Airbag fraud — Crooked body shops remove deployed airbags from cars and fill the cavity with old rags or beer cans. Then they falsely bill one’s auto policy for a new airbag. One’s life is at risk without airbags, and their insurance is charged for expensive items they didn’t pay for. Action: Have outside mechanic inspect after repairs, or before buying a used car.
Stolen premiums — Most insurance agents are honest, but some take one’s premiums without buying coverage. The person has no insurance when making a claim for damage to their car, home or business. Action: Avoid writing premium check to agent. Call insurer to confirm being covered.
Churning — Agent convinces someone to use the built-up value of their whole life policy to buy a “better” policy they don’t need. One must start building up their policy’s cash value again. Seniors are especially at risk. Action: Get second opinion from financial advisor before buying.
Sliding — Agent secretly “slides” unwanted expenses into one’s policy, especially auto coverage. Their premiums can increase $100-$200. Motor club memberships and accidental-death coverage often are added. Action: Read policy and prices closely before signing. Never sign blank insurance form.
Staged accidents — Innocent drivers are maneuvered into car crashes,
sometimes at dangerous speeds.
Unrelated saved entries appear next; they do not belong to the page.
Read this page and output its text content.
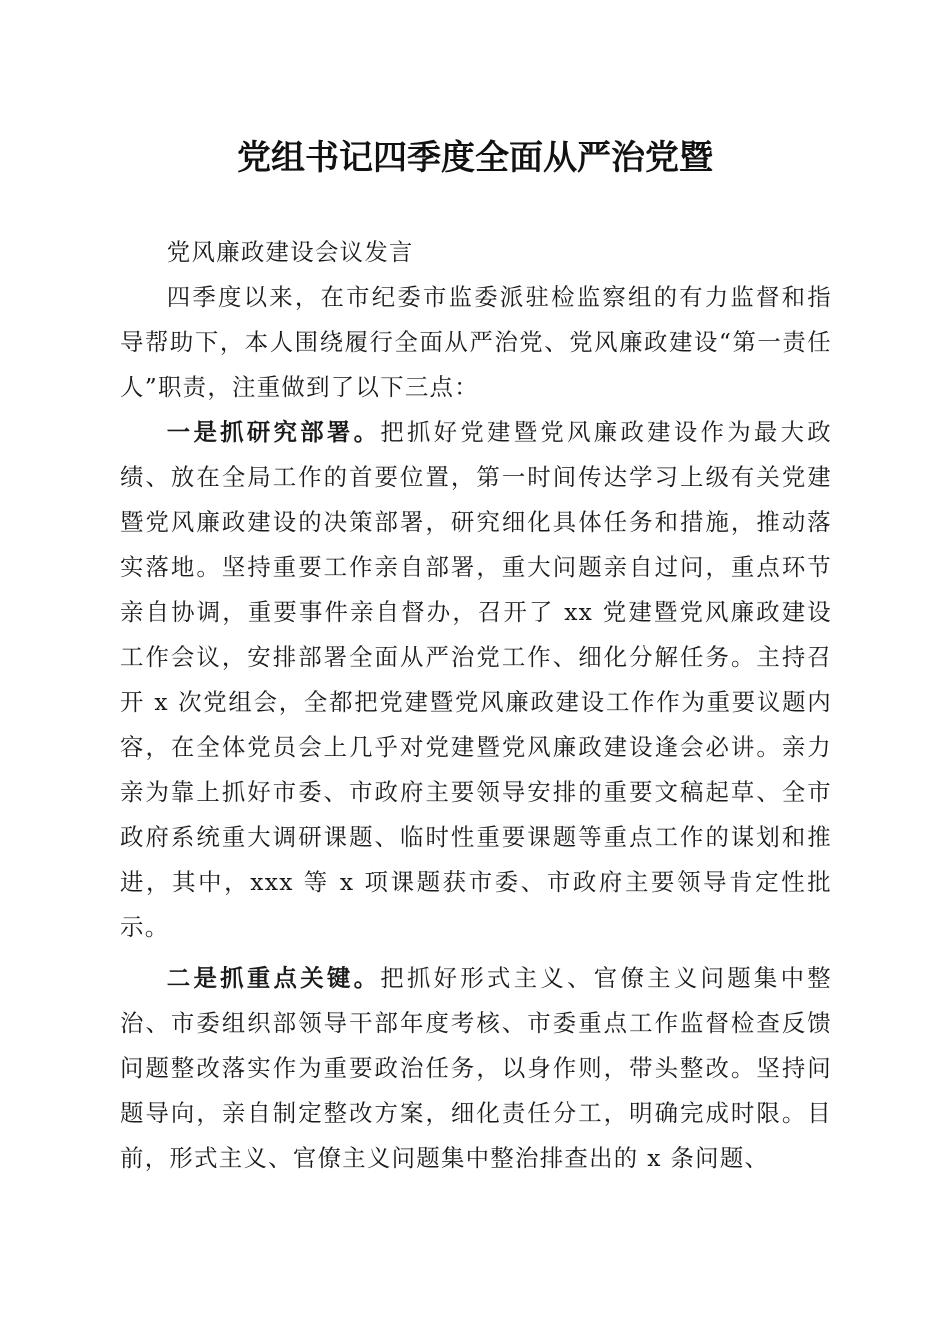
党组书记四季度全面从严治党暨

党风廉政建设会议发言

四季度以来，在市纪委市监委派驻检监察组的有力监督和指导帮助下，本人围绕履行全面从严治党、党风廉政建设“第一责任人”职责，注重做到了以下三点：

一是抓研究部署。把抓好党建暨党风廉政建设作为最大政绩、放在全局工作的首要位置，第一时间传达学习上级有关党建暨党风廉政建设的决策部署，研究细化具体任务和措施，推动落实落地。坚持重要工作亲自部署，重大问题亲自过问，重点环节亲自协调，重要事件亲自督办，召开了 xx 党建暨党风廉政建设工作会议，安排部署全面从严治党工作、细化分解任务。主持召开 x 次党组会，全都把党建暨党风廉政建设工作作为重要议题内容，在全体党员会上几乎对党建暨党风廉政建设逢会必讲。亲力亲为靠上抓好市委、市政府主要领导安排的重要文稿起草、全市政府系统重大调研课题、临时性重要课题等重点工作的谋划和推进，其中，xxx 等 x 项课题获市委、市政府主要领导肯定性批示。

二是抓重点关键。把抓好形式主义、官僚主义问题集中整治、市委组织部领导干部年度考核、市委重点工作监督检查反馈问题整改落实作为重要政治任务，以身作则，带头整改。坚持问题导向，亲自制定整改方案，细化责任分工，明确完成时限。目前，形式主义、官僚主义问题集中整治排查出的 x 条问题、
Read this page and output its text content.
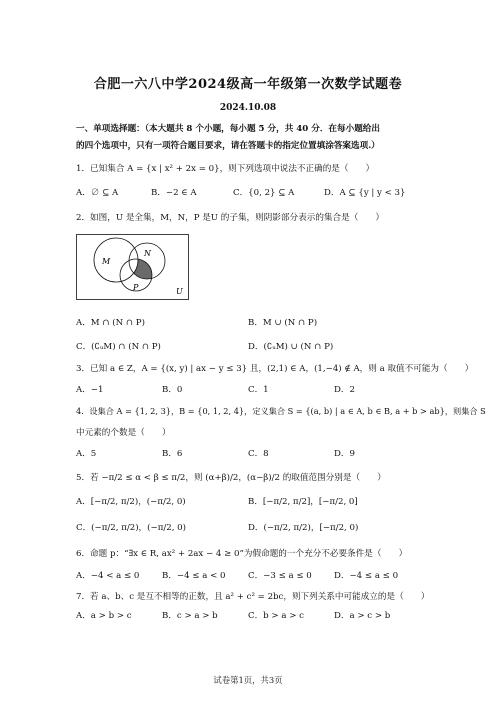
合肥一六八中学2024级高一年级第一次数学试题卷
2024.10.08
一、单项选择题：（本大题共 8 个小题，每小题 5 分，共 40 分．在每小题给出
的四个选项中，只有一项符合题目要求，请在答题卡的指定位置填涂答案选项.）
1．已知集合 A = {x | x² + 2x = 0}，则下列选项中说法不正确的是（　　）
A．∅ ⊆ A	B．−2 ∈ A	C．{0, 2} ⊆ A	D．A ⊆ {y | y < 3}
2．如图，U 是全集，M，N，P 是U 的子集，则阴影部分表示的集合是（　　）
M
N
P	U
A．M ∩ (N ∩ P)	B．M ∪ (N ∩ P)
C．(∁ᵤM) ∩ (N ∩ P)	D．(∁ᵤM) ∪ (N ∩ P)
3．已知 a ∈ Z，A = {(x, y) | ax − y ≤ 3} 且，(2,1) ∈ A，(1,−4) ∉ A，则 a 取值不可能为（　　）
A．−1	B．0	C．1	D．2
4．设集合 A = {1, 2, 3}，B = {0, 1, 2, 4}，定义集合 S = {(a, b) | a ∈ A, b ∈ B, a + b > ab}，则集合 S
中元素的个数是（　　）
A．5	B．6	C．8	D．9
5．若 −π/2 ≤ α < β ≤ π/2，则 (α+β)/2，(α−β)/2 的取值范围分别是（　　）
A．[−π/2, π/2)，(−π/2, 0)	B．[−π/2, π/2]，[−π/2, 0]
C．(−π/2, π/2)，(−π/2, 0)	D．(−π/2, π/2)，[−π/2, 0)
6．命题 p：“∃x ∈ R, ax² + 2ax − 4 ≥ 0”为假命题的一个充分不必要条件是（　　）
A．−4 < a ≤ 0	B．−4 ≤ a < 0	C．−3 ≤ a ≤ 0	D．−4 ≤ a ≤ 0
7．若 a、b、c 是互不相等的正数，且 a² + c² = 2bc，则下列关系中可能成立的是（　　）
A．a > b > c	B．c > a > b	C．b > a > c	D．a > c > b
试卷第1页，共3页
Crooks then make fake injury claims against the auto policy. Sometimes they suddenly brake so one rear-ends their car. Or they speed into one’s path when the individual pulls out of a parking space. Action: Never tailgate. Be wary of driver waving one out of parking space.
Windshield fraud — Cons offer to replace one’s windshield for free, even
when undamaged. Individual has a needless claim against their auto policy, and may have shoddy glass and poor installation that endanger their life. Crooks may also secretly make more claims against one’s policy. The cons approach people at car washes, gas stations and county fairs. Action: Just say no.
Viaticals — Consumers buy fake investments in life policies of people who are sick or dying. A crooked viatical firm promises one a payout when the policyholder dies. But the policies were obtained fraudulently, or never existed. One’s investment is void and their money is gone. Action: Avoid anyone promising guaranteed returns. Have financial adviser confirm plan is legal, and right.